Les chances françaises

Peu importe, les duels seront donc plus répartis sur la durée de la compétition cette année et ils concernent les deux équipes françaises. Nos deux représentants seront donc l’OL et le PSG, le deux seuls clubs entièrement professionnels de la Division 1, qui ont aussi des budgets parmi les plus importants en Europe, et l’ambition affichée d’aller au bout du parcours.

Shirley Cruz et Amandine Henry

Shirley Cruz et Amandine Henry

Parisiennes et Lyonnaises se sont affrontées dès la quatrième journée du championnat au Stade Charléty.
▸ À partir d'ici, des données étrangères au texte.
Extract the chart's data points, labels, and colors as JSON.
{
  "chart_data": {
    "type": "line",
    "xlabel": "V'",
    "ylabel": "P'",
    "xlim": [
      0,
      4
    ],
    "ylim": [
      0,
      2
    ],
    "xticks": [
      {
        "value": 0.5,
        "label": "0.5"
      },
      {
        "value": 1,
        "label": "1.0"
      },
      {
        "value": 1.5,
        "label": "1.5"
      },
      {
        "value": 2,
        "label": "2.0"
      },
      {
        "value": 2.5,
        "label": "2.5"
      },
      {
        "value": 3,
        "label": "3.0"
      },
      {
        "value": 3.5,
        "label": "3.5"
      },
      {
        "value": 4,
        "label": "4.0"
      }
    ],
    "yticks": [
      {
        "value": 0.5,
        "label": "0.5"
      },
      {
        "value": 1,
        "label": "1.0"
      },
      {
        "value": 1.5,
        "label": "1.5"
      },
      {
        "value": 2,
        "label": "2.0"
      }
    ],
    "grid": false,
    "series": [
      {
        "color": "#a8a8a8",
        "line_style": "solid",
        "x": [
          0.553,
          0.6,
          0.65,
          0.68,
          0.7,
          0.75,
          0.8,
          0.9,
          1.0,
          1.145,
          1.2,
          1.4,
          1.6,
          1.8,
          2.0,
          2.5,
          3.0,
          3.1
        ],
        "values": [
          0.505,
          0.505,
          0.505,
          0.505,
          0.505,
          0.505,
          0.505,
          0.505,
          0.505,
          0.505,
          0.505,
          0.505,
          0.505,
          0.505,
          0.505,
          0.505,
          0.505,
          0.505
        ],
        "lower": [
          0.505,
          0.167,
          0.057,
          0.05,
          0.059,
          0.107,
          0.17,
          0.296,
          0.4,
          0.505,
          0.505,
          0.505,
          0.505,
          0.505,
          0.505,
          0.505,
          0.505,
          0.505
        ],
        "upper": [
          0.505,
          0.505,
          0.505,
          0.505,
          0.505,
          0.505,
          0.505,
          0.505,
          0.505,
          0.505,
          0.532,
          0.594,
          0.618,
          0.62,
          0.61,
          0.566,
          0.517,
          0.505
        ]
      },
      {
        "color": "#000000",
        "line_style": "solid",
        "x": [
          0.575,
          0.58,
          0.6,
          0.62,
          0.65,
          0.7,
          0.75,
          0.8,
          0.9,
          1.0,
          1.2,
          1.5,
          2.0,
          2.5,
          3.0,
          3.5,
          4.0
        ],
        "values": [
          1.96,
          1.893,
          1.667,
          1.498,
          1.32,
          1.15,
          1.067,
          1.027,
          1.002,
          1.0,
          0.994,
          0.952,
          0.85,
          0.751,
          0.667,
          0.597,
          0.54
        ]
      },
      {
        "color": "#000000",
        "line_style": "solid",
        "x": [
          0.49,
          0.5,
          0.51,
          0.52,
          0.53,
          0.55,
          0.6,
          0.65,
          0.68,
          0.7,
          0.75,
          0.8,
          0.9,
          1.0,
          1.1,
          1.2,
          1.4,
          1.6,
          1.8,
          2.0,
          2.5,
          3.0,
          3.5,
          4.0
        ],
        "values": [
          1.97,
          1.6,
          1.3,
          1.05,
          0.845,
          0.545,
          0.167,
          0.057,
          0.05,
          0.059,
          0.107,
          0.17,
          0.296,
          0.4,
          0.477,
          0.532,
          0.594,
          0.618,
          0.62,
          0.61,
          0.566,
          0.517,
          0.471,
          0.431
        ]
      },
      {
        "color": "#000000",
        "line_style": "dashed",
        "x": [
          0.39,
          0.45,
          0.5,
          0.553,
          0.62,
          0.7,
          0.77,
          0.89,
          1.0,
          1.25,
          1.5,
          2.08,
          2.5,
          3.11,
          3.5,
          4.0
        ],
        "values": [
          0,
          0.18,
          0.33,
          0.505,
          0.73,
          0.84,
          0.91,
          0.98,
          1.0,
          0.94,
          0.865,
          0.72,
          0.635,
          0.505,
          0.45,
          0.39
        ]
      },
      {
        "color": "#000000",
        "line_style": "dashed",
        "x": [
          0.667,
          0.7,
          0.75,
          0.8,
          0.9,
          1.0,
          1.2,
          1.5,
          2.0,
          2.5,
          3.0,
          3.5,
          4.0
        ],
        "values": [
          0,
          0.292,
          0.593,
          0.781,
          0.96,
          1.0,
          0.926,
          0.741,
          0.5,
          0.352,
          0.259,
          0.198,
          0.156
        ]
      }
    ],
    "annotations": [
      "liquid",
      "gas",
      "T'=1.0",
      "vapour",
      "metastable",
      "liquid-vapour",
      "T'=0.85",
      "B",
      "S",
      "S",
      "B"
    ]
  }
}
C’est l’occasion de faire le point sur leur état de forme à l’heure européenne.

Lyon en ordre de bataille

Vainqueur 3-0 du match au sommet, Lyon semble plus que jamais au point, après avoir déjà remporté le match contre Juvisy (demi-finaliste européen l’an dernier) sur le même score. Le dégraissage lié à la situation financière du club et de l’équipe masculine ne se fait pas sentir. Lyon a laissé partir 6 joueuses professionnelles, mais seules Laura Georges et Sonia Bompastor étaient vraiment titulaires2. Pour les remplacer sont arrivées Saki Kumagai et Melissa Plaza, et quelques jeunes joueuses sont plus régulièrement intégrées au groupe professionnel.

La Japonaise venue de Francfort s’est parfaitement adaptée et forme avec Wendie Renard une charnière qui a peu d’équivalent en Europe. La place de latérale gauche revient pour l’instant à Lara Dickenmann qui l’avait déjà occupée avec succès durant la blessure de sa capitaine la saison dernière. Pour le reste, l’équipe n’a pas tellement changé et reste une impressionnante machine à gagner.

Lindsey Horan et Marie-Laure Delie n'ont pas réussi à prendre en défaut Saki Kumagai et Wendie Renard

Lindsey Horan et Marie-Laure Delie n'ont pas réussi à prendre en défaut Saki Kumagai et Wendie Renard

La question qui reste en suspens va être la profondeur de banc : avec quatre professionnelles de moins, Lyon sera plus sensible aux absences ou aux méformes. On peut penser que pour le quotidien du championnat, ça ne devrait pas poser de problème sauf pour les matchs au sommet (mais il y en a déjà deux de passés), sauf si Patrice Lair ne parvient pas à doser la rotation de son effectif et tire trop sur la corde pour certaines joueuses. Mais le risque est faible.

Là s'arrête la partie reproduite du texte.